In the course of speech recognition system processes, HMM models play an important role. These make it possible to find the phonemes that best fit the input signals. An acoustic model of a phoneme is divided into several parts: the beginning, depending on the length of many different centerpieces and the end. The input signals are compared with those stored and searched using possible combinations of the Viterbi algorithm used in Professional Phone Messages.
As the computing power of modern PCs has increased significantly, smooth (continuous) language which consist of several words and the transitions between them can now be detected by larger Hidden Markov Models.

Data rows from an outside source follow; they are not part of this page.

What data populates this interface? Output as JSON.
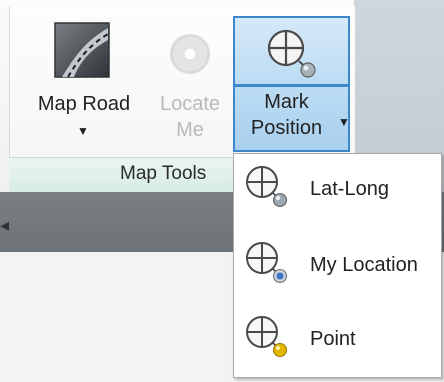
{
  "ribbon": {
    "panel_title": "Map Tools",
    "buttons": {
      "map_road": {
        "label": "Map Road",
        "icon": "road-icon"
      },
      "locate_me": {
        "label_line1": "Locate",
        "label_line2": "Me",
        "icon": "locate-icon",
        "enabled": false
      },
      "mark_position": {
        "label_line1": "Mark",
        "label_line2": "Position",
        "icon": "crosshair-globe-icon"
      }
    }
  },
  "dropdown": {
    "items": [
      {
        "label": "Lat-Long",
        "icon": "crosshair-globe-icon",
        "badge_color": "#9aa7ae"
      },
      {
        "label": "My Location",
        "icon": "crosshair-location-icon",
        "badge_color": "#3a77c6"
      },
      {
        "label": "Point",
        "icon": "crosshair-point-icon",
        "badge_color": "#e2b500"
      }
    ]
  },
  "colors": {
    "accent": "#3c86c9",
    "accent_fill": "#bcdcf3",
    "dark_band": "#767b80"
  }
}
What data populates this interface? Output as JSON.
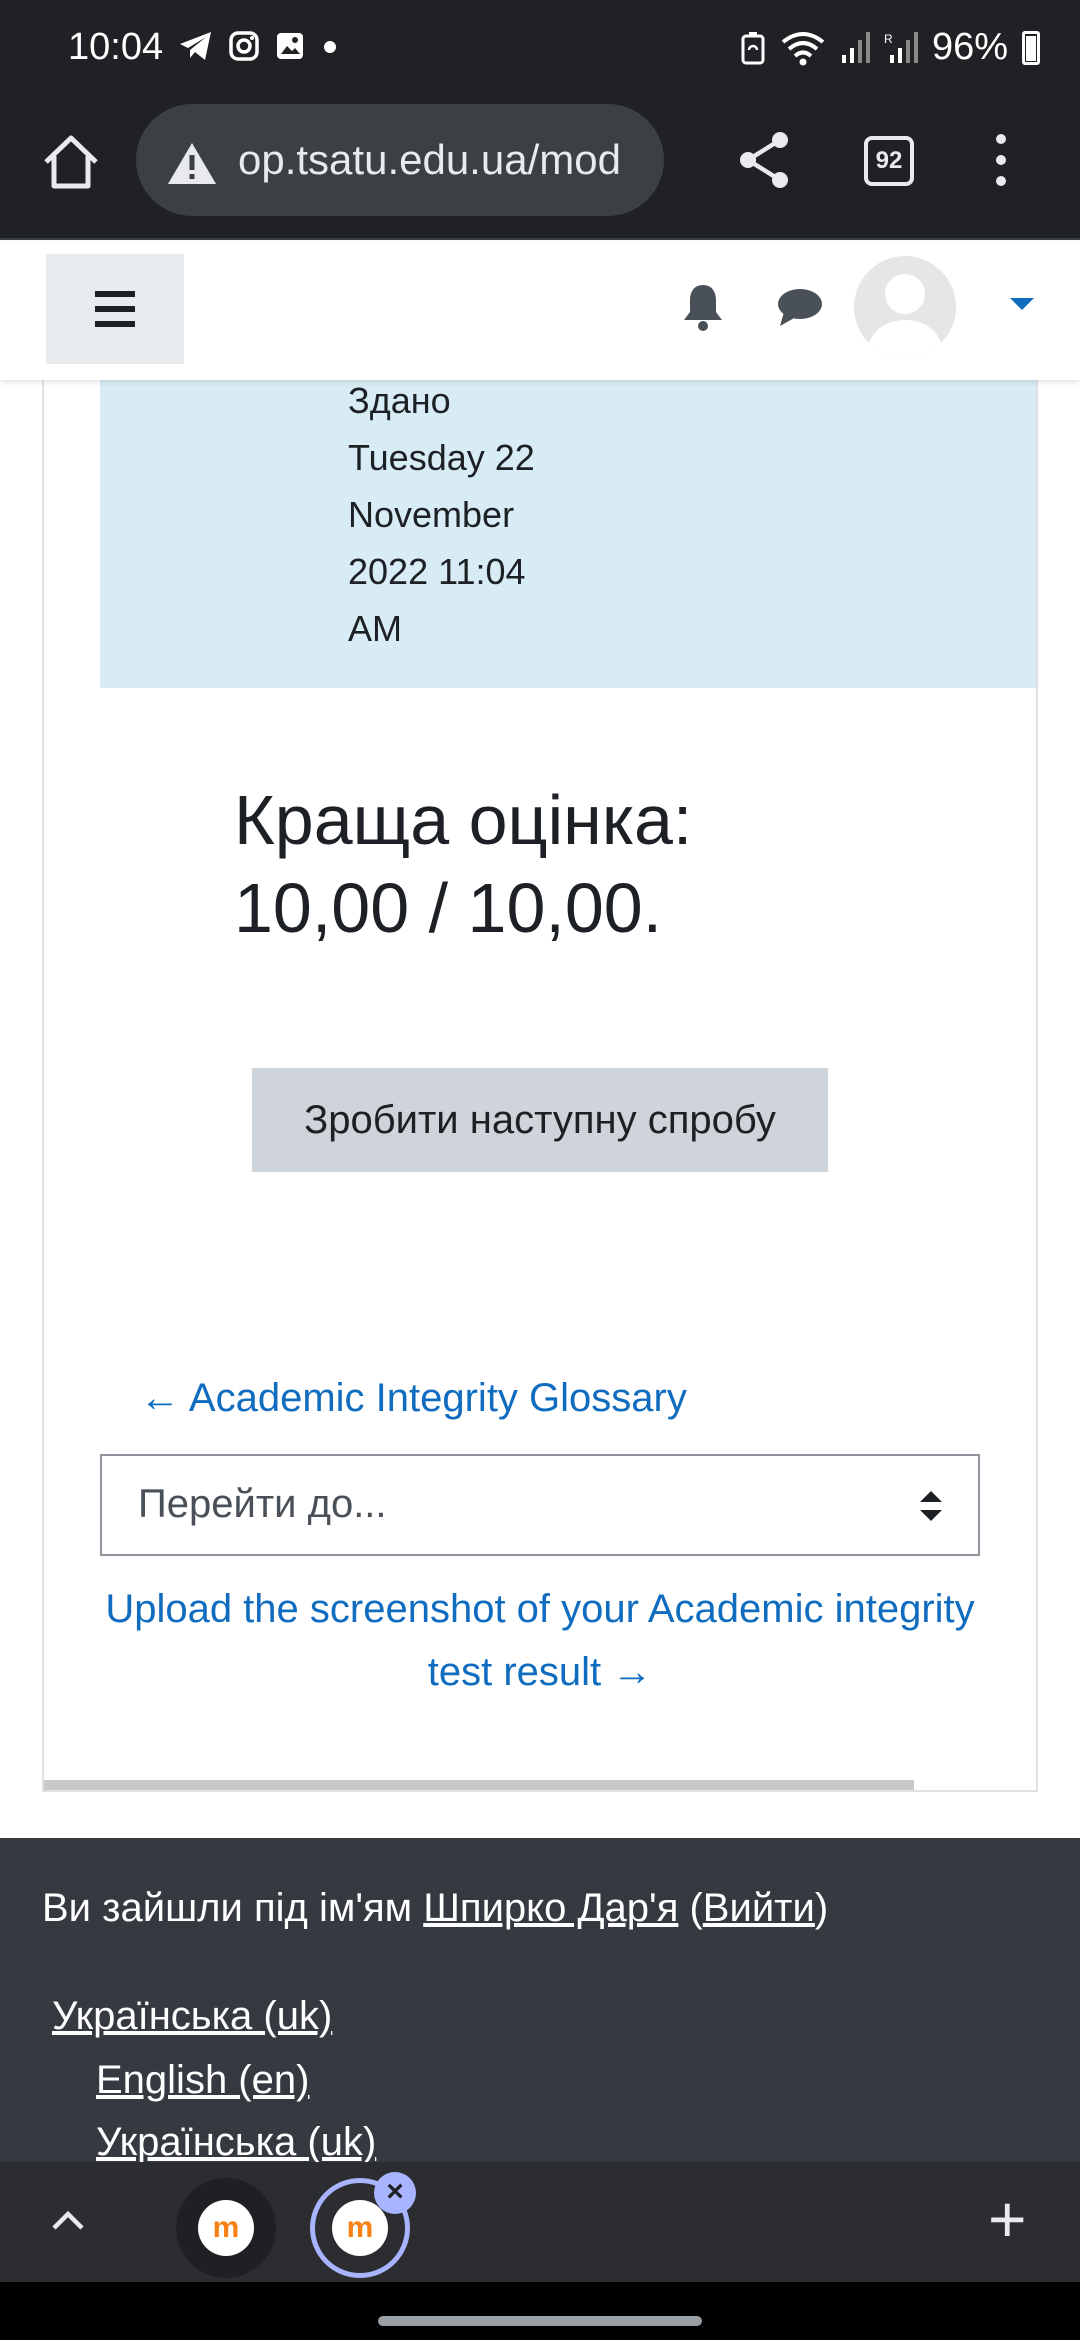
{
  "status_bar": {
    "time": "10:04",
    "battery": "96%",
    "left_icons": [
      "telegram-icon",
      "instagram-icon",
      "gallery-icon",
      "dot-icon"
    ],
    "right_icons": [
      "battery-saver-icon",
      "wifi-icon",
      "signal-icon",
      "signal-r-icon",
      "battery-icon"
    ]
  },
  "browser": {
    "url": "op.tsatu.edu.ua/mod",
    "tab_count": "92"
  },
  "quiz": {
    "submitted_lines": [
      "Здано",
      "Tuesday 22",
      "November",
      "2022 11:04",
      "AM"
    ],
    "best_grade_line1": "Краща оцінка:",
    "best_grade_line2": "10,00 / 10,00.",
    "retry_button": "Зробити наступну спробу"
  },
  "activity_nav": {
    "prev_arrow": "←",
    "prev_label": "Academic Integrity Glossary",
    "jump_placeholder": "Перейти до...",
    "next_label": "Upload the screenshot of your Academic integrity test result",
    "next_arrow": "→"
  },
  "footer": {
    "logged_in_prefix": "Ви зайшли під ім'ям ",
    "user_name": "Шпирко Дар'я",
    "logout_open": " (",
    "logout_label": "Вийти",
    "logout_close": ")",
    "language_current": "Українська (uk)",
    "languages": [
      "English (en)",
      "Українська (uk)"
    ]
  },
  "tab_strip": {
    "favicon_letter": "m",
    "close_symbol": "×",
    "new_tab_symbol": "+"
  },
  "colors": {
    "link": "#0f6cbf",
    "info_box": "#d8ecf5",
    "footer_bg": "#343a40",
    "button_bg": "#ced4da"
  }
}
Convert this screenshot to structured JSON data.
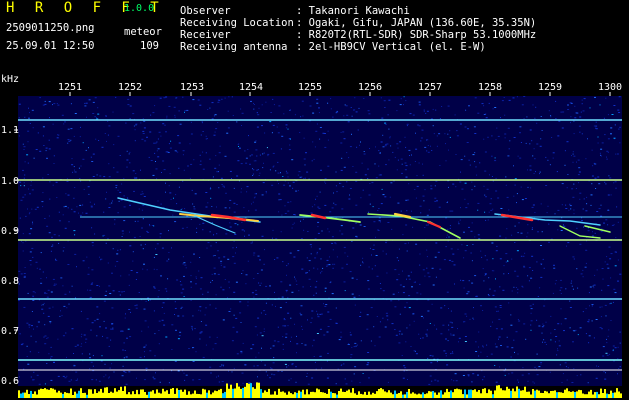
{
  "app": {
    "name": "H R O F F T",
    "version": "1.0.0"
  },
  "file": {
    "name": "2509011250.png",
    "timestamp": "25.09.01 12:50"
  },
  "counter": {
    "type": "meteor",
    "count": "109"
  },
  "info": [
    {
      "label": "Observer",
      "value": ": Takanori Kawachi"
    },
    {
      "label": "Receiving Location",
      "value": ": Ogaki, Gifu, JAPAN (136.60E, 35.35N)"
    },
    {
      "label": "Receiver",
      "value": ": R820T2(RTL-SDR) SDR-Sharp 53.1000MHz"
    },
    {
      "label": "Receiving antenna",
      "value": ": 2el-HB9CV Vertical (el. E-W)"
    }
  ],
  "axes": {
    "y_unit": "kHz",
    "x_ticks": [
      "1251",
      "1252",
      "1253",
      "1254",
      "1255",
      "1256",
      "1257",
      "1258",
      "1259",
      "1300"
    ],
    "y_ticks": [
      "1.1",
      "1.0",
      "0.9",
      "0.8",
      "0.7",
      "0.6"
    ]
  },
  "colors": {
    "background": "#000030",
    "text_yellow": "#ffff00",
    "text_white": "#ffffff",
    "carrier": "#c8ff8c",
    "echo_peak": "#ff3030",
    "activity_bar": "#ffff00"
  }
}
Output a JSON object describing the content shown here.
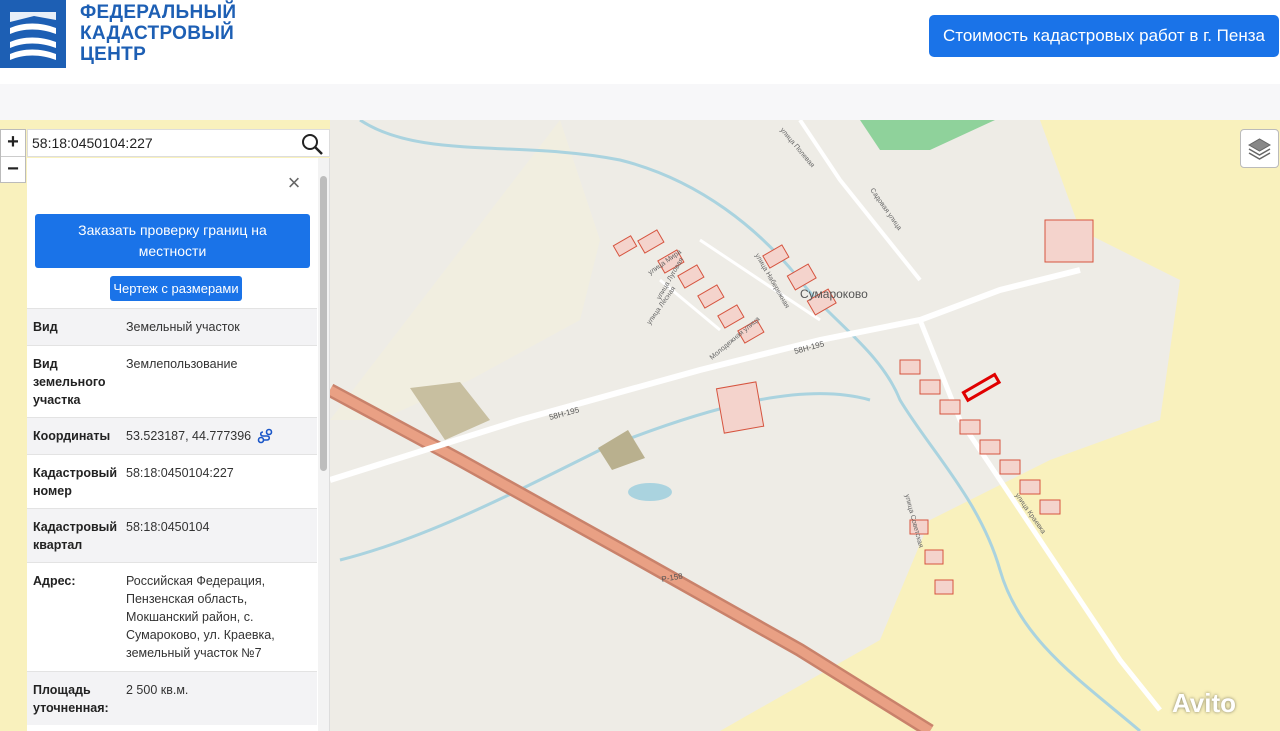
{
  "header": {
    "logo_lines": [
      "ФЕДЕРАЛЬНЫЙ",
      "КАДАСТРОВЫЙ",
      "ЦЕНТР"
    ],
    "cta_label": "Стоимость кадастровых работ в г. Пенза",
    "brand_color": "#1d5fb4",
    "accent_color": "#1a73e8"
  },
  "map": {
    "search_value": "58:18:0450104:227",
    "zoom_in": "+",
    "zoom_out": "−",
    "labels": {
      "village": "Сумароково",
      "road_58n195_a": "58Н-195",
      "road_58n195_b": "58Н-195",
      "road_r158": "Р-158",
      "street_lesnaya": "улица Лесная",
      "street_molodezhnaya": "Молодежная улица",
      "street_sadovaya": "Садовая улица",
      "street_polevaya": "улица Полевая",
      "street_naberezhnaya": "улица Набережная",
      "street_mira": "улица Мира",
      "street_sovetskaya": "улица Советская",
      "street_kraevka": "улица Краевка",
      "street_lugovaya": "улица Луговая"
    },
    "watermark": "Avito"
  },
  "panel": {
    "close": "×",
    "order_label": "Заказать проверку границ на местности",
    "sketch_label": "Чертеж с размерами",
    "rows": [
      {
        "key": "Вид",
        "value": "Земельный участок"
      },
      {
        "key": "Вид земельного участка",
        "value": "Землепользование"
      },
      {
        "key": "Координаты",
        "value": "53.523187, 44.777396"
      },
      {
        "key": "Кадастровый номер",
        "value": "58:18:0450104:227"
      },
      {
        "key": "Кадастровый квартал",
        "value": "58:18:0450104"
      },
      {
        "key": "Адрес:",
        "value": "Российская Федерация, Пензенская область, Мокшанский район, с. Сумароково, ул. Краевка, земельный участок №7"
      },
      {
        "key": "Площадь уточненная:",
        "value": "2 500 кв.м."
      }
    ]
  }
}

Alternatively, attempts have been made to use neural networks for the acoustic model. With Time Delay Neural Networks the changes in the frequency spectrum can be used over the course of time for detection. The development has certainly brought positive results, but was ultimately abandoned in favor of HMMs.
There is also a hybrid approach, in which the data obtained from the pre-processing is classified by a neural network and the output of the network can be used as parameters for the hidden Markov models.
This has the advantage that data from just before and just after being processed can not increase the complexity of the HMMs. You can also then separate the classification of the data and the context-sensitive composition (formation of meaningful words / phrases) from each other.
The language model then attempts to determine the likelihood of certain combinations of words and thereby eliminate improbable or incorrect hypotheses. This can either be used as a grammar model using formal grammar or statistical models employing N-grams.
A bi – or tri-gram stores the probability of occurrence of word combinations of two or three words in Professional Phone Messages. These statistics are obtained from large corpora (as texts). Each hypothesis identified by the speech recognizer is then checked and, discarded if their probability is low. This also includes homophones, ie, different words can be made with identical pronunciation.
Theoretically more accurate estimates of the probabilities of occurrence of word combinations are possible compared to bigrams. However, the text databases from which the trigrams are extracted may be significantly larger than bigrams, given that all permissible combinations of words of three words in a statistically significant number occur (ie : each occurs substantially more than once).
Combinations of four or more words long were not used because, in general, can not find any more text databases, which contain a sufficient number of all of the word combinations. An exception is Dragon, which since version 12 also used pentagrams – which enhances the recognition accuracy in this system further noticeable.